Figure 6. Sagittal views of the front feet of a horse showing a severe tendon lesion. In the normal foot on the left, the white arrows show the DDF tendon (black). In the other foot (seen on the right), the white arrows show no normal tendon signal in the same regions.
Figure 7. Flexed lateral radiograph of the fetlock showing narrowing just proximal to the condyles (black arrow) consistent with articular inflammation (supracondylar bone loss).
Figure 8. Nuclear scintigraphy of the proximal metacarpus shows IRU associated with the OSL. The dorsal view (as seen on the left) shows IRU in the middle of the proximal metacarpus. The lateral view shows IRU in the classic triangular pattern.
Figure 9. Lateral view of the stifle in a 10-yr-old Warmblood showing an osteochondral defect on the lateral trochlear ridge. This middle-aged athlete had not experienced any lameness associated with the stifle until just before this radiograph was taken. Because no prior radiographs of this stifle had been taken, it could not be determined whether this lesion was a new one or an old OCD lesion that had just become clinical.

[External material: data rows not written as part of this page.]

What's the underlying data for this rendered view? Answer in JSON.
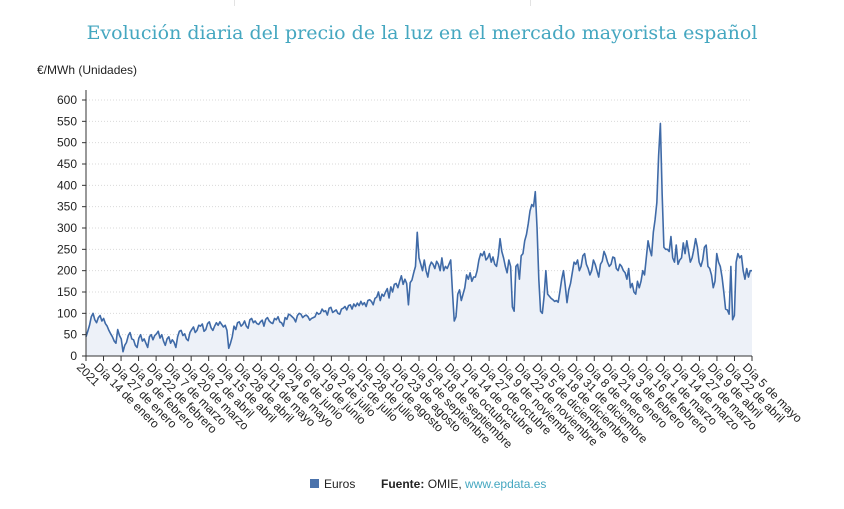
{
  "title": "Evolución diaria del precio de la luz en el mercado mayorista español",
  "legend": {
    "series_name": "Euros",
    "source_label": "Fuente:",
    "source_text": "OMIE,",
    "source_link": "www.epdata.es"
  },
  "colors": {
    "title": "#45a7c0",
    "line": "#3f6aa7",
    "area": "#edf1f8",
    "grid": "#d9d9d9"
  },
  "chart_data": {
    "type": "area",
    "title": "Evolución diaria del precio de la luz en el mercado mayorista español",
    "ylabel": "€/MWh (Unidades)",
    "ylim": [
      0,
      600
    ],
    "yticks": [
      0,
      50,
      100,
      150,
      200,
      250,
      300,
      350,
      400,
      450,
      500,
      550,
      600
    ],
    "grid": true,
    "legend_position": "bottom",
    "xticks": [
      "2021",
      "Día 14 de enero",
      "Día 27 de enero",
      "Día 9 de febrero",
      "Día 22 de febrero",
      "Día 7 de marzo",
      "Día 20 de marzo",
      "Día 2 de abril",
      "Día 15 de abril",
      "Día 28 de abril",
      "Día 11 de mayo",
      "Día 24 de mayo",
      "Día 6 de junio",
      "Día 19 de junio",
      "Día 2 de julio",
      "Día 15 de julio",
      "Día 28 de julio",
      "Día 10 de agosto",
      "Día 23 de agosto",
      "Día 5 de septiembre",
      "Día 18 de septiembre",
      "Día 1 de octubre",
      "Día 14 de octubre",
      "Día 27 de octubre",
      "Día 9 de noviembre",
      "Día 22 de noviembre",
      "Día 5 de diciembre",
      "Día 18 de diciembre",
      "Día 31 de diciembre",
      "Día 8 de enero",
      "Día 21 de enero",
      "Día 3 de febrero",
      "Día 16 de febrero",
      "Día 1 de marzo",
      "Día 14 de marzo",
      "Día 27 de marzo",
      "Día 9 de abril",
      "Día 22 de abril",
      "Día 5 de mayo"
    ],
    "series": [
      {
        "name": "Euros",
        "values": [
          45,
          58,
          72,
          92,
          100,
          85,
          78,
          90,
          95,
          82,
          88,
          76,
          70,
          60,
          52,
          45,
          35,
          30,
          62,
          48,
          40,
          10,
          25,
          32,
          48,
          55,
          40,
          38,
          25,
          20,
          42,
          50,
          35,
          40,
          30,
          20,
          45,
          50,
          38,
          48,
          52,
          58,
          42,
          50,
          35,
          25,
          40,
          45,
          30,
          38,
          32,
          20,
          45,
          58,
          60,
          48,
          52,
          40,
          36,
          55,
          62,
          68,
          55,
          60,
          72,
          70,
          75,
          58,
          62,
          76,
          80,
          66,
          60,
          70,
          78,
          72,
          80,
          74,
          68,
          72,
          60,
          18,
          30,
          45,
          70,
          62,
          78,
          80,
          70,
          74,
          82,
          70,
          65,
          85,
          88,
          78,
          82,
          76,
          74,
          80,
          84,
          70,
          86,
          90,
          82,
          78,
          76,
          88,
          85,
          92,
          80,
          78,
          70,
          90,
          86,
          98,
          96,
          92,
          88,
          80,
          95,
          100,
          98,
          90,
          94,
          96,
          92,
          84,
          88,
          90,
          92,
          102,
          98,
          100,
          110,
          104,
          106,
          96,
          112,
          114,
          102,
          105,
          108,
          100,
          98,
          110,
          112,
          116,
          108,
          118,
          120,
          110,
          122,
          116,
          124,
          118,
          128,
          120,
          125,
          116,
          130,
          132,
          128,
          120,
          135,
          138,
          150,
          130,
          145,
          140,
          150,
          158,
          136,
          162,
          150,
          168,
          170,
          160,
          175,
          188,
          168,
          180,
          170,
          120,
          172,
          178,
          195,
          210,
          290,
          230,
          215,
          200,
          225,
          200,
          185,
          210,
          220,
          215,
          205,
          222,
          215,
          200,
          230,
          200,
          210,
          205,
          215,
          225,
          150,
          82,
          92,
          145,
          155,
          130,
          145,
          160,
          190,
          180,
          195,
          175,
          185,
          185,
          200,
          225,
          240,
          235,
          245,
          225,
          230,
          240,
          220,
          232,
          215,
          210,
          235,
          275,
          245,
          230,
          210,
          195,
          225,
          210,
          115,
          105,
          210,
          215,
          180,
          235,
          240,
          270,
          285,
          310,
          340,
          355,
          350,
          385,
          300,
          180,
          105,
          100,
          140,
          200,
          145,
          140,
          135,
          132,
          128,
          130,
          126,
          152,
          180,
          200,
          165,
          125,
          155,
          170,
          195,
          220,
          215,
          225,
          200,
          210,
          235,
          240,
          215,
          205,
          190,
          200,
          225,
          215,
          200,
          185,
          215,
          222,
          245,
          235,
          220,
          210,
          215,
          232,
          230,
          205,
          200,
          215,
          210,
          200,
          195,
          180,
          205,
          160,
          170,
          150,
          145,
          175,
          160,
          175,
          200,
          190,
          230,
          270,
          250,
          235,
          290,
          320,
          360,
          470,
          545,
          380,
          255,
          250,
          250,
          245,
          280,
          230,
          220,
          260,
          215,
          225,
          230,
          265,
          240,
          270,
          245,
          220,
          230,
          250,
          275,
          255,
          220,
          210,
          225,
          255,
          260,
          210,
          205,
          190,
          160,
          175,
          240,
          220,
          210,
          185,
          150,
          110,
          108,
          98,
          210,
          85,
          95,
          220,
          240,
          230,
          235,
          200,
          180,
          205,
          185,
          200,
          200
        ]
      }
    ]
  }
}
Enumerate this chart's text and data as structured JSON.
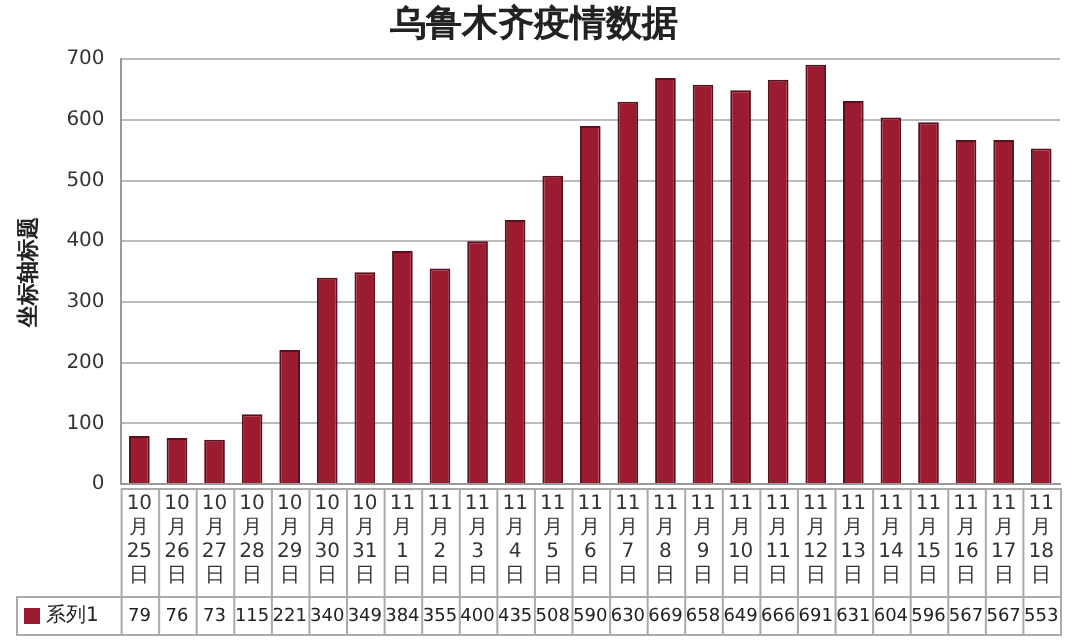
{
  "chart_data": {
    "type": "bar",
    "title": "乌鲁木齐疫情数据",
    "ylabel": "坐标轴标题",
    "categories": [
      "10月25日",
      "10月26日",
      "10月27日",
      "10月28日",
      "10月29日",
      "10月30日",
      "10月31日",
      "11月1日",
      "11月2日",
      "11月3日",
      "11月4日",
      "11月5日",
      "11月6日",
      "11月7日",
      "11月8日",
      "11月9日",
      "11月10日",
      "11月11日",
      "11月12日",
      "11月13日",
      "11月14日",
      "11月15日",
      "11月16日",
      "11月17日",
      "11月18日"
    ],
    "series": [
      {
        "name": "系列1",
        "color": "#9b1b30",
        "values": [
          79,
          76,
          73,
          115,
          221,
          340,
          349,
          384,
          355,
          400,
          435,
          508,
          590,
          630,
          669,
          658,
          649,
          666,
          691,
          631,
          604,
          596,
          567,
          567,
          553
        ]
      }
    ],
    "ylim": [
      0,
      700
    ],
    "yticks": [
      0,
      100,
      200,
      300,
      400,
      500,
      600,
      700
    ],
    "grid": "y",
    "legend": "bottom",
    "data_labels": true
  }
}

Figure 10. This is a posterior-anterior view of the stifle in a 22-yr-old horse still competing in athletic events. The large white arrows show osteophytosis along the joint margins and in the region of the collateral ligament origin and insertion. The small white arrow shows mineralization in the medial meniscus. This was confirmed with ultrasound. The black arrow shows an articular defect in the medial condyle.